(201f) Impact of Deep Hydrogenation on Jet Fuel Oxidation and Deposition

Thermal oxidative stability is the main character for jet fuel serving as coolant of supersonic or hypersonic aircrafts. This study investigated the effect of hydrogenation degree on jet fuel (RP-3) oxidation and deposition. The deep hydrogenation of RP-3 were achieved by commercial noble catalyst in an autoclave with 4 MPa hydrogen at 190 °C, and the reaction time was controlled to acquire fuels with different hydrogenation degree. The aromatic content of the most hydrogenated fuel is reduced from 12.6% to 0.5%, and the total sulfur content is lowed to below 3 ppm. Accordingly, the density of hydrogenated fuels slightly decreases but the net heat of combustion slightly increases due to the saturation of aromatics.

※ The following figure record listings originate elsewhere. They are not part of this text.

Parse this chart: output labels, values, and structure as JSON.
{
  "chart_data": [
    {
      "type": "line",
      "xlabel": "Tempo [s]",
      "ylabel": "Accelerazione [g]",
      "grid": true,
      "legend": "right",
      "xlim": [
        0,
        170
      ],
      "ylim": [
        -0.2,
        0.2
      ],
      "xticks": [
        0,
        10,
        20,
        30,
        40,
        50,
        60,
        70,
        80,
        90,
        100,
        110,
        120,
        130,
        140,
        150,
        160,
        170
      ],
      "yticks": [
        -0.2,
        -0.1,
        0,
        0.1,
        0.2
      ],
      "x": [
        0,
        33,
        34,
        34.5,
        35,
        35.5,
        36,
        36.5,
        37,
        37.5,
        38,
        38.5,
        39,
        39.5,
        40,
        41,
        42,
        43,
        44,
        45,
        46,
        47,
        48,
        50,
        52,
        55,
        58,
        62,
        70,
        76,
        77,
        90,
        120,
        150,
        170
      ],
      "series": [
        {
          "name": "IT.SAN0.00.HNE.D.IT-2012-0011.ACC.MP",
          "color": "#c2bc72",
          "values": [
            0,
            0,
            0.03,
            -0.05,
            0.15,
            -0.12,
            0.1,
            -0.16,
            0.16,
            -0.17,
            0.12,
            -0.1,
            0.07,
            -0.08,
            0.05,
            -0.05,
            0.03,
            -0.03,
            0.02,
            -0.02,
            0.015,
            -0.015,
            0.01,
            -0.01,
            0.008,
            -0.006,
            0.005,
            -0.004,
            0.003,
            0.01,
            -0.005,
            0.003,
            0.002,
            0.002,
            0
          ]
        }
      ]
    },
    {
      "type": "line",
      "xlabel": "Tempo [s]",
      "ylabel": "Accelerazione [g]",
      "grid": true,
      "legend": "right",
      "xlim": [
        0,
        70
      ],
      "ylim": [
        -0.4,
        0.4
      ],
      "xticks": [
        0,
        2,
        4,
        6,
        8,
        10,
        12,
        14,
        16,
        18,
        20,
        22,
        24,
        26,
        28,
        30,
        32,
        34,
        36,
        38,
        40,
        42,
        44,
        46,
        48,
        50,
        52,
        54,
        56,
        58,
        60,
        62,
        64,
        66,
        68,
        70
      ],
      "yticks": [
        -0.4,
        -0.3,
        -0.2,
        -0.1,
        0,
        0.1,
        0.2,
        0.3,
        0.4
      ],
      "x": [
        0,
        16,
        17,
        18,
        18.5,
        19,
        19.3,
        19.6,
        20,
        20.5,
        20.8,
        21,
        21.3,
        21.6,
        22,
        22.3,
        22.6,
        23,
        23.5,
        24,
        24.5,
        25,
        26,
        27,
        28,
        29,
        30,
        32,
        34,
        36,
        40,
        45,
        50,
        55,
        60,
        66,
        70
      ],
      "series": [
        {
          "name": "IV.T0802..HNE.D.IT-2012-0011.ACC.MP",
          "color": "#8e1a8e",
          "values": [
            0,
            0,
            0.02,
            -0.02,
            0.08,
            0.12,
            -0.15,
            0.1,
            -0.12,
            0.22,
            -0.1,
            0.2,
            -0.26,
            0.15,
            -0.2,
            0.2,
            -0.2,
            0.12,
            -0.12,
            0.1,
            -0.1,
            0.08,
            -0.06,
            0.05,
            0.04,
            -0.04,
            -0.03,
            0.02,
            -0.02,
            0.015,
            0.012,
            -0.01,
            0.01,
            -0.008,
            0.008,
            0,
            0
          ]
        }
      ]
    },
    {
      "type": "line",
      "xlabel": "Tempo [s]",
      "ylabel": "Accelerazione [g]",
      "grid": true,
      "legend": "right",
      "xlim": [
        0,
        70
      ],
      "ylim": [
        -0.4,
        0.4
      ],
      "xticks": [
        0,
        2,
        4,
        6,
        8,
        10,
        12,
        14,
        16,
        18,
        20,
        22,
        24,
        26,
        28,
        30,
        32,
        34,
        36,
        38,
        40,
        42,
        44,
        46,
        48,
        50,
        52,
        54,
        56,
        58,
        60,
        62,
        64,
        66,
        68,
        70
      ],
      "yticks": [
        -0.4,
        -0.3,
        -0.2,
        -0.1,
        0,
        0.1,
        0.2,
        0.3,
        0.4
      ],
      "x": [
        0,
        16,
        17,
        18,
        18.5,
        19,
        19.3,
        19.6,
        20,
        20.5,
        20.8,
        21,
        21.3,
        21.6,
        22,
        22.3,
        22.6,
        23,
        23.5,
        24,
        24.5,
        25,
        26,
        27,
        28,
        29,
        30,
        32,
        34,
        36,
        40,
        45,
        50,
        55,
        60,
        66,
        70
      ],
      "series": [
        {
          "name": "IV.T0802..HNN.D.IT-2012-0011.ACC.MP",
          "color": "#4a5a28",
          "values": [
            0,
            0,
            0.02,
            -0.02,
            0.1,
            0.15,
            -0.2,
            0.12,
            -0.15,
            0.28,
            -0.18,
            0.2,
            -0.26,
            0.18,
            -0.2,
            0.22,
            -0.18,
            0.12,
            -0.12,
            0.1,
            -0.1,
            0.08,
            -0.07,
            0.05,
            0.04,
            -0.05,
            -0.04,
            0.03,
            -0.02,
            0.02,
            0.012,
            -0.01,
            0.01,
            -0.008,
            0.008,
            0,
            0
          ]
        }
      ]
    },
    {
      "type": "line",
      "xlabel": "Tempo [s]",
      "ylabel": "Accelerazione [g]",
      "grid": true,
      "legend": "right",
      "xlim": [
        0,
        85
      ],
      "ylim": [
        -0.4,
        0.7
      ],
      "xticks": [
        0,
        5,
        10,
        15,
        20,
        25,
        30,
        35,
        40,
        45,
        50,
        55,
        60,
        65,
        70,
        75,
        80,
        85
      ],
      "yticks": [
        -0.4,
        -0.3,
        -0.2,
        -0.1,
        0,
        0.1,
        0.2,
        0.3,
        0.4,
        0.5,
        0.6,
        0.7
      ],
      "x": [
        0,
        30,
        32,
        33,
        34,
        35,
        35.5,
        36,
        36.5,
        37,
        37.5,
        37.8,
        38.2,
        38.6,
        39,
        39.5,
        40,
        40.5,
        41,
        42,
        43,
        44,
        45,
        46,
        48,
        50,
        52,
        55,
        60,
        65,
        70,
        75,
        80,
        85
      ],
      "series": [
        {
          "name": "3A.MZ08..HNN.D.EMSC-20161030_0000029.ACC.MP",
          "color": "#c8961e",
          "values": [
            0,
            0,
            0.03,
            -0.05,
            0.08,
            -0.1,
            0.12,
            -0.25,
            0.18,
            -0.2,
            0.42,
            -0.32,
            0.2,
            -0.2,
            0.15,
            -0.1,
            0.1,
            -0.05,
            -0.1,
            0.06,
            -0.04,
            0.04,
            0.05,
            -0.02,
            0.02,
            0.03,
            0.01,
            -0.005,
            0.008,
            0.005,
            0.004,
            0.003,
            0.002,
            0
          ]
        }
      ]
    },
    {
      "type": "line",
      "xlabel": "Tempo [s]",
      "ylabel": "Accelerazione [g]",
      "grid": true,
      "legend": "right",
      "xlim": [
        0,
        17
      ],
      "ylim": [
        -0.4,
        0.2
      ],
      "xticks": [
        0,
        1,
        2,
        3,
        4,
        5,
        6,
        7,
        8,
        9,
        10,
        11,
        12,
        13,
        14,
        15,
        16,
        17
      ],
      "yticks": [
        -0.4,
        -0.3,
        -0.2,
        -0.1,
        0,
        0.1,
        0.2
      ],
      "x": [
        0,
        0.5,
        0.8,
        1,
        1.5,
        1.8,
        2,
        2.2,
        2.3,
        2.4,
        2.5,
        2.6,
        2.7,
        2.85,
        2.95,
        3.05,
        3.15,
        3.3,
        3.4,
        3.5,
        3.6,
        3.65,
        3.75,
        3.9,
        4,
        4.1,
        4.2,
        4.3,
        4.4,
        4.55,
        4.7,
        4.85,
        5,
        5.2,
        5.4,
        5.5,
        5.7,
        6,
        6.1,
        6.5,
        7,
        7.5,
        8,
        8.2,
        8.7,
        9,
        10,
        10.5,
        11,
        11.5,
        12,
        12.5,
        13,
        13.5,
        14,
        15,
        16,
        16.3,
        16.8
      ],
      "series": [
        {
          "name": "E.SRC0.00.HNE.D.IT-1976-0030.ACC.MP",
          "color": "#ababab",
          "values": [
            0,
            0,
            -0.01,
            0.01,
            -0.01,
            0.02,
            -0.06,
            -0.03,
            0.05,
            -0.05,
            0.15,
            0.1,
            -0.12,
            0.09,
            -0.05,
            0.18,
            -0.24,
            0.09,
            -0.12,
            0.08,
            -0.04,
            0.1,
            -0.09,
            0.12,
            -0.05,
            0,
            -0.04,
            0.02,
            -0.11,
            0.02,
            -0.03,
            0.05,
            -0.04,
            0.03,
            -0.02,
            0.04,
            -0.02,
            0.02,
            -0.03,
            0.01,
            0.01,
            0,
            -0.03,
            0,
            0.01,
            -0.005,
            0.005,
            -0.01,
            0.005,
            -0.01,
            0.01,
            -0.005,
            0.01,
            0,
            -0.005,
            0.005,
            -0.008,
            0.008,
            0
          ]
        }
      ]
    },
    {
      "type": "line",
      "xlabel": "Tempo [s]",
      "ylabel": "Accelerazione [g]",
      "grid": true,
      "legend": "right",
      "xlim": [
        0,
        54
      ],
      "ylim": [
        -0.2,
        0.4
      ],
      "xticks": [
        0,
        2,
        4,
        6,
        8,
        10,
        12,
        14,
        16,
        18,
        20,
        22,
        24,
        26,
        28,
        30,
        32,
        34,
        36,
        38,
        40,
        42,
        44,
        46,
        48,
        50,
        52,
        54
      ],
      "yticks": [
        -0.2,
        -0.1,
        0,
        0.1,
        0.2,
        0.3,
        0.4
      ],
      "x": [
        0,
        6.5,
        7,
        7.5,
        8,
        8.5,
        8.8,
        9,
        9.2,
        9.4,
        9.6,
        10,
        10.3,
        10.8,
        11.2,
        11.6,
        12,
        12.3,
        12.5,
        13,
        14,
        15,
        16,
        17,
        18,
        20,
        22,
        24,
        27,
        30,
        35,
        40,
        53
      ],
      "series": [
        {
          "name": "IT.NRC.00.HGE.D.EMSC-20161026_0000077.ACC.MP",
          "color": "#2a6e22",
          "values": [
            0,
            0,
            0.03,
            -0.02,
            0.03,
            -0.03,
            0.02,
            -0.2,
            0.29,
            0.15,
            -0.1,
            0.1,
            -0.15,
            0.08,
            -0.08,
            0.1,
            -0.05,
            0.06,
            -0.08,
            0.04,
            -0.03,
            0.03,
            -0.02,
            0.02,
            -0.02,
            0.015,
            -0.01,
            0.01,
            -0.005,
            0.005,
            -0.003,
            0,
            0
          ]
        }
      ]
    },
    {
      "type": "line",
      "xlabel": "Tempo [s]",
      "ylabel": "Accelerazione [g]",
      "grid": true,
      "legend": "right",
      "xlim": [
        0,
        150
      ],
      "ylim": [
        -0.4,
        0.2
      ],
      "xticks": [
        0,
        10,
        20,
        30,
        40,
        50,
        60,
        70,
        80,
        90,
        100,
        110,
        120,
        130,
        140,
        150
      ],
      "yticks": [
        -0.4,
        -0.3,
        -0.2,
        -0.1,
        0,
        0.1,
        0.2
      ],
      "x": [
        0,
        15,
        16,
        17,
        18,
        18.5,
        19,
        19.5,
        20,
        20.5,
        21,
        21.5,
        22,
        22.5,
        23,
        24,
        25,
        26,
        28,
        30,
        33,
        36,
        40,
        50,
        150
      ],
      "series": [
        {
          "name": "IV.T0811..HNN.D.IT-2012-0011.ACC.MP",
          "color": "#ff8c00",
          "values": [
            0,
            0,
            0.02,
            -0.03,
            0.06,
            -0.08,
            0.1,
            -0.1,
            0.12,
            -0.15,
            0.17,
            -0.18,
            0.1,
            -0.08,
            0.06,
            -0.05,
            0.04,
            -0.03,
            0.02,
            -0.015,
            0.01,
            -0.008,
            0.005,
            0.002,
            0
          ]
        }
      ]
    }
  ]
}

The oxidation reactivity and deposition tendency of hydrogenated fuels were further conducted by pressure differential scanning calorimetry (PDSC) and jet fuel thermal oxidation tester (JFTOT), respectively. The decrease of onset oxidation temperature and induction period of hydrogenated fuels highlight a significant effect of aromatic content on jet fuel oxidation. However, hydrogenated fuels exhibit lower deposition propensity upon thermal oxidative stress. These results indicate that deep hydrogenation can effectively improve jet fuel thermal oxidative stability (fewer deposits) but reduce the anti-oxidation effect of jet fuel. Oxidative products of aromatics and inherent heteroatomic compounds detected by comprehensive two-dimensional gas chromatography are responsible for the confliction impact of deep hydrogenation on oxidation and deposition.